A more practical approach might be to insert the device well in advance of carrying out the switchover. That way if a camera dropout becomes visible to the operator they are less likely to notice anything "off" with the feed and might just attribute it to a network congestion.
people don't use 802.1x. It only authenticates the first hop, it doesn't secure the data.
yes you can do an RSTP loop. No that's not sophisticated. The team that did the hacking demo at PSA TEC this year in Colorado (I did color commentary on the side of their preso) was doing this/prepared to do this with audio and video.
people don't look at link up/down. If you caught that and treated it like an alarm all this stuff could be mitigated. this requires managed switches and a log server that's listening. Some integrators and many large enterprises can handle this, it's not impossible.
yes you should be using TLS, When IT security people say "use TLS" they mean FOR ALL THE TRAFFIC". Not this conmmand-over-tls/critical-video-in-the-clear sloppy engineering prevalent in the VMS world.
In my experience many VMS/camera vendors make protocol-illiterate claims like "tcp is slower" and "you can't do crypto in a camera" and "you can't do TLS in a server" and "you can't do that in a camera". They're all at risk when they do this. What they really mean is they buy crap low-end OEM cameras with weak processors and they're too lazy to re-architect their VMS software away from it's late-90's code base.
No, not sophisticated. About average for real hackers.
This article and blog comments might lead one to think IP video in ANY scenario is not secure and maybe shouldn't be used without high level network security applied which most small to medium video customers can't/won't pay for.
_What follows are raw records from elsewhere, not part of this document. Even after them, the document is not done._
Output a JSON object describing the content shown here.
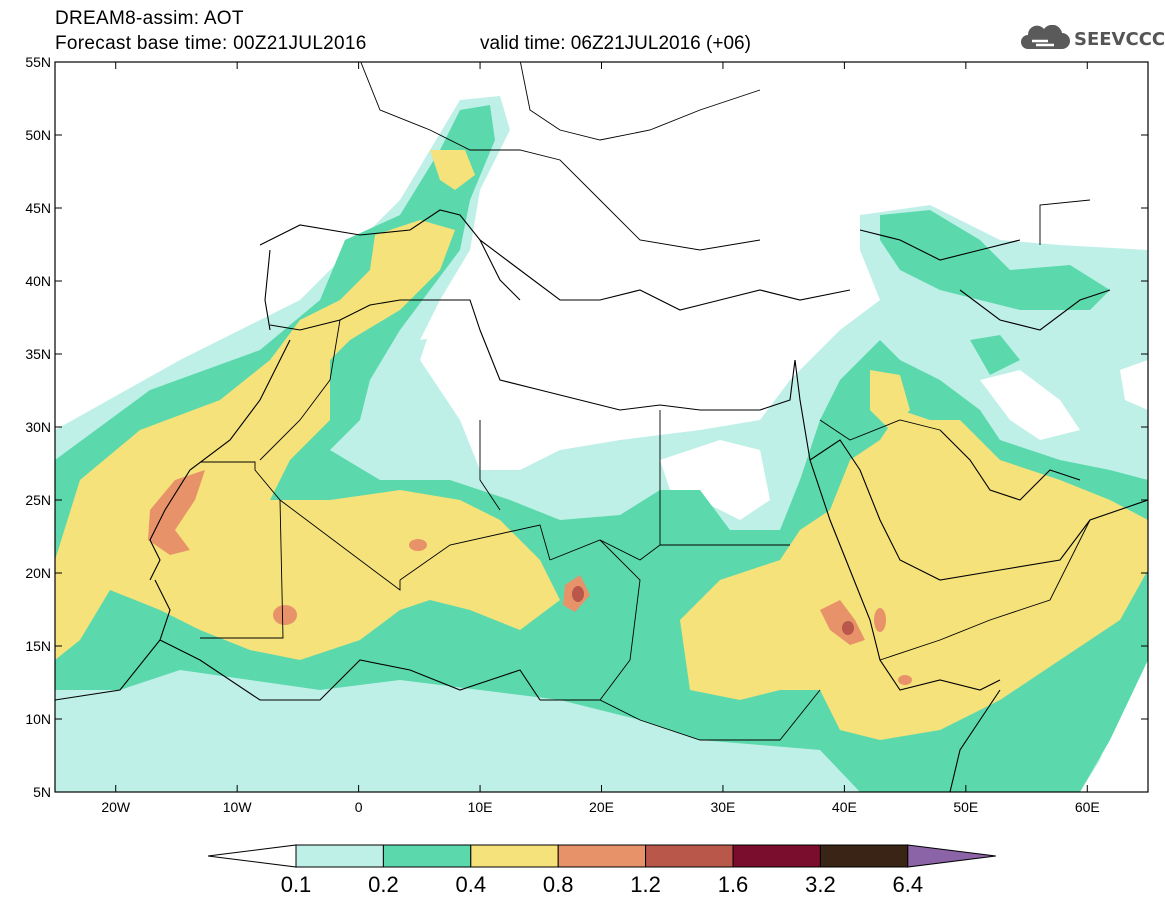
{
  "header": {
    "title": "DREAM8-assim: AOT",
    "base_time": "Forecast base time: 00Z21JUL2016",
    "valid_time": "valid time: 06Z21JUL2016 (+06)"
  },
  "logo": {
    "text": "SEEVCCC",
    "icon": "cloud-icon"
  },
  "map": {
    "lon_range": [
      -25,
      65
    ],
    "lat_range": [
      5,
      55
    ],
    "lat_ticks": [
      "5N",
      "10N",
      "15N",
      "20N",
      "25N",
      "30N",
      "35N",
      "40N",
      "45N",
      "50N",
      "55N"
    ],
    "lon_ticks": [
      "20W",
      "10W",
      "0",
      "10E",
      "20E",
      "30E",
      "40E",
      "50E",
      "60E"
    ]
  },
  "colorbar": {
    "labels": [
      "0.1",
      "0.2",
      "0.4",
      "0.8",
      "1.2",
      "1.6",
      "3.2",
      "6.4"
    ],
    "colors": [
      "#ffffff",
      "#bff0e8",
      "#5bd9ad",
      "#f5e27a",
      "#e8926a",
      "#b8574a",
      "#7a0c2e",
      "#3a2416",
      "#8b64a8"
    ]
  }
}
I think its important to discuss what the actual risk of this kind of hack would be given the type of customer and the application.
John you mentioned: "Two key parts to this"
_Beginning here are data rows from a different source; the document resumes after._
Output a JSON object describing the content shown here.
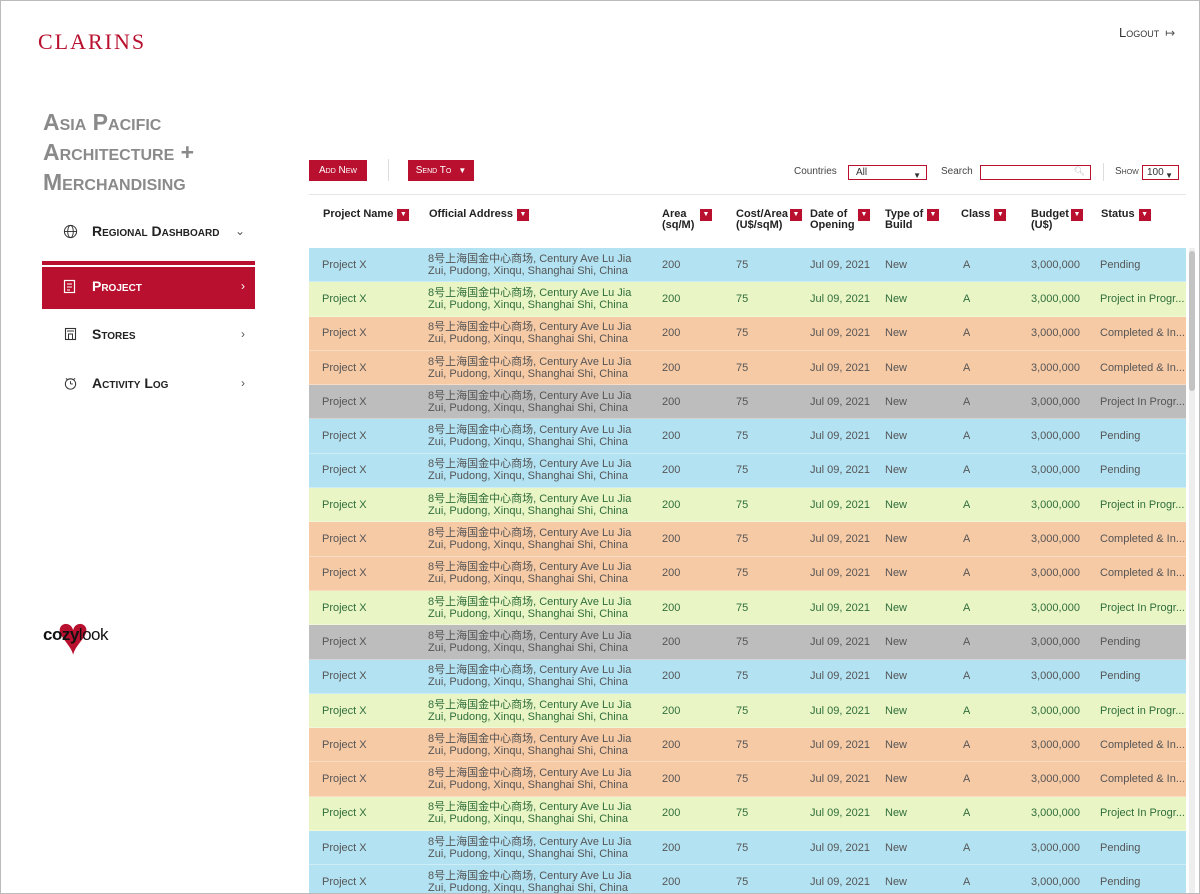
{
  "header": {
    "brand": "CLARINS",
    "logout_label": "Logout",
    "logout_icon": "logout-icon"
  },
  "app_title": "Asia Pacific Architecture + Merchandising",
  "nav": [
    {
      "label": "Regional Dashboard",
      "icon": "globe-icon",
      "chevron": "⌄",
      "active": false
    },
    {
      "label": "Project",
      "icon": "project-icon",
      "chevron": "›",
      "active": true
    },
    {
      "label": "Stores",
      "icon": "store-icon",
      "chevron": "›",
      "active": false
    },
    {
      "label": "Activity Log",
      "icon": "activity-log-icon",
      "chevron": "›",
      "active": false
    }
  ],
  "footer_logo": {
    "strong": "cozy",
    "light": "look"
  },
  "toolbar": {
    "add_new": "Add New",
    "send_to": "Send To",
    "countries_label": "Countries",
    "countries_value": "All",
    "search_label": "Search",
    "search_placeholder": "",
    "show_label": "Show",
    "show_value": "100"
  },
  "table": {
    "columns": [
      "Project Name",
      "Official Address",
      "Area (sq/M)",
      "Cost/Area (U$/sqM)",
      "Date of Opening",
      "Type of Build",
      "Class",
      "Budget (U$)",
      "Status"
    ],
    "rows": [
      {
        "name": "Project X",
        "address": "8号上海国金中心商场, Century Ave Lu Jia Zui, Pudong, Xinqu, Shanghai Shi, China",
        "area": "200",
        "cost": "75",
        "date": "Jul 09, 2021",
        "type": "New",
        "class": "A",
        "budget": "3,000,000",
        "status": "Pending",
        "color": "blue"
      },
      {
        "name": "Project X",
        "address": "8号上海国金中心商场, Century Ave Lu Jia Zui, Pudong, Xinqu, Shanghai Shi, China",
        "area": "200",
        "cost": "75",
        "date": "Jul 09, 2021",
        "type": "New",
        "class": "A",
        "budget": "3,000,000",
        "status": "Project in Progr...",
        "color": "green"
      },
      {
        "name": "Project X",
        "address": "8号上海国金中心商场, Century Ave Lu Jia Zui, Pudong, Xinqu, Shanghai Shi, China",
        "area": "200",
        "cost": "75",
        "date": "Jul 09, 2021",
        "type": "New",
        "class": "A",
        "budget": "3,000,000",
        "status": "Completed & In...",
        "color": "orange"
      },
      {
        "name": "Project X",
        "address": "8号上海国金中心商场, Century Ave Lu Jia Zui, Pudong, Xinqu, Shanghai Shi, China",
        "area": "200",
        "cost": "75",
        "date": "Jul 09, 2021",
        "type": "New",
        "class": "A",
        "budget": "3,000,000",
        "status": "Completed & In...",
        "color": "orange"
      },
      {
        "name": "Project X",
        "address": "8号上海国金中心商场, Century Ave Lu Jia Zui, Pudong, Xinqu, Shanghai Shi, China",
        "area": "200",
        "cost": "75",
        "date": "Jul 09, 2021",
        "type": "New",
        "class": "A",
        "budget": "3,000,000",
        "status": "Project In Progr...",
        "color": "gray"
      },
      {
        "name": "Project X",
        "address": "8号上海国金中心商场, Century Ave Lu Jia Zui, Pudong, Xinqu, Shanghai Shi, China",
        "area": "200",
        "cost": "75",
        "date": "Jul 09, 2021",
        "type": "New",
        "class": "A",
        "budget": "3,000,000",
        "status": "Pending",
        "color": "blue"
      },
      {
        "name": "Project X",
        "address": "8号上海国金中心商场, Century Ave Lu Jia Zui, Pudong, Xinqu, Shanghai Shi, China",
        "area": "200",
        "cost": "75",
        "date": "Jul 09, 2021",
        "type": "New",
        "class": "A",
        "budget": "3,000,000",
        "status": "Pending",
        "color": "blue"
      },
      {
        "name": "Project X",
        "address": "8号上海国金中心商场, Century Ave Lu Jia Zui, Pudong, Xinqu, Shanghai Shi, China",
        "area": "200",
        "cost": "75",
        "date": "Jul 09, 2021",
        "type": "New",
        "class": "A",
        "budget": "3,000,000",
        "status": "Project in Progr...",
        "color": "green"
      },
      {
        "name": "Project X",
        "address": "8号上海国金中心商场, Century Ave Lu Jia Zui, Pudong, Xinqu, Shanghai Shi, China",
        "area": "200",
        "cost": "75",
        "date": "Jul 09, 2021",
        "type": "New",
        "class": "A",
        "budget": "3,000,000",
        "status": "Completed & In...",
        "color": "orange"
      },
      {
        "name": "Project X",
        "address": "8号上海国金中心商场, Century Ave Lu Jia Zui, Pudong, Xinqu, Shanghai Shi, China",
        "area": "200",
        "cost": "75",
        "date": "Jul 09, 2021",
        "type": "New",
        "class": "A",
        "budget": "3,000,000",
        "status": "Completed & In...",
        "color": "orange"
      },
      {
        "name": "Project X",
        "address": "8号上海国金中心商场, Century Ave Lu Jia Zui, Pudong, Xinqu, Shanghai Shi, China",
        "area": "200",
        "cost": "75",
        "date": "Jul 09, 2021",
        "type": "New",
        "class": "A",
        "budget": "3,000,000",
        "status": "Project In Progr...",
        "color": "green"
      },
      {
        "name": "Project X",
        "address": "8号上海国金中心商场, Century Ave Lu Jia Zui, Pudong, Xinqu, Shanghai Shi, China",
        "area": "200",
        "cost": "75",
        "date": "Jul 09, 2021",
        "type": "New",
        "class": "A",
        "budget": "3,000,000",
        "status": "Pending",
        "color": "gray"
      },
      {
        "name": "Project X",
        "address": "8号上海国金中心商场, Century Ave Lu Jia Zui, Pudong, Xinqu, Shanghai Shi, China",
        "area": "200",
        "cost": "75",
        "date": "Jul 09, 2021",
        "type": "New",
        "class": "A",
        "budget": "3,000,000",
        "status": "Pending",
        "color": "blue"
      },
      {
        "name": "Project X",
        "address": "8号上海国金中心商场, Century Ave Lu Jia Zui, Pudong, Xinqu, Shanghai Shi, China",
        "area": "200",
        "cost": "75",
        "date": "Jul 09, 2021",
        "type": "New",
        "class": "A",
        "budget": "3,000,000",
        "status": "Project in Progr...",
        "color": "green"
      },
      {
        "name": "Project X",
        "address": "8号上海国金中心商场, Century Ave Lu Jia Zui, Pudong, Xinqu, Shanghai Shi, China",
        "area": "200",
        "cost": "75",
        "date": "Jul 09, 2021",
        "type": "New",
        "class": "A",
        "budget": "3,000,000",
        "status": "Completed & In...",
        "color": "orange"
      },
      {
        "name": "Project X",
        "address": "8号上海国金中心商场, Century Ave Lu Jia Zui, Pudong, Xinqu, Shanghai Shi, China",
        "area": "200",
        "cost": "75",
        "date": "Jul 09, 2021",
        "type": "New",
        "class": "A",
        "budget": "3,000,000",
        "status": "Completed & In...",
        "color": "orange"
      },
      {
        "name": "Project X",
        "address": "8号上海国金中心商场, Century Ave Lu Jia Zui, Pudong, Xinqu, Shanghai Shi, China",
        "area": "200",
        "cost": "75",
        "date": "Jul 09, 2021",
        "type": "New",
        "class": "A",
        "budget": "3,000,000",
        "status": "Project In Progr...",
        "color": "green"
      },
      {
        "name": "Project X",
        "address": "8号上海国金中心商场, Century Ave Lu Jia Zui, Pudong, Xinqu, Shanghai Shi, China",
        "area": "200",
        "cost": "75",
        "date": "Jul 09, 2021",
        "type": "New",
        "class": "A",
        "budget": "3,000,000",
        "status": "Pending",
        "color": "blue"
      },
      {
        "name": "Project X",
        "address": "8号上海国金中心商场, Century Ave Lu Jia Zui, Pudong, Xinqu, Shanghai Shi, China",
        "area": "200",
        "cost": "75",
        "date": "Jul 09, 2021",
        "type": "New",
        "class": "A",
        "budget": "3,000,000",
        "status": "Pending",
        "color": "blue"
      }
    ]
  },
  "colors": {
    "brand_red": "#b8102e",
    "row_blue": "#b3e3f3",
    "row_green": "#eaf5c5",
    "row_orange": "#f7caa6",
    "row_gray": "#bdbdbd"
  }
}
Part 2 looks like you'd have to have physical access to the network cable attached to each camera? So the first penetration would need to be physical. If that's the case, I can see an Oceon 11 operation hacker taking the time to penetrate the physical security (access control, barriers etc) and doing this but I'd think 98+% of the security systems in place would not be a target for this kind of attack.
That said, if Part 1 and Part 2 are completely separate and Part 1 can be accomplished without ever touching the physical network cable - that would be the one most likely to affect the 98+% and that would be a reason to lose sleep (or go back to stand alone, off network, analog tech)
Am I misunderstanding something? I guess I'm just thinking its a very small risk in the majority of cases and I wouldn't lose sleep over it but it should definitely be addressed for higher security apps.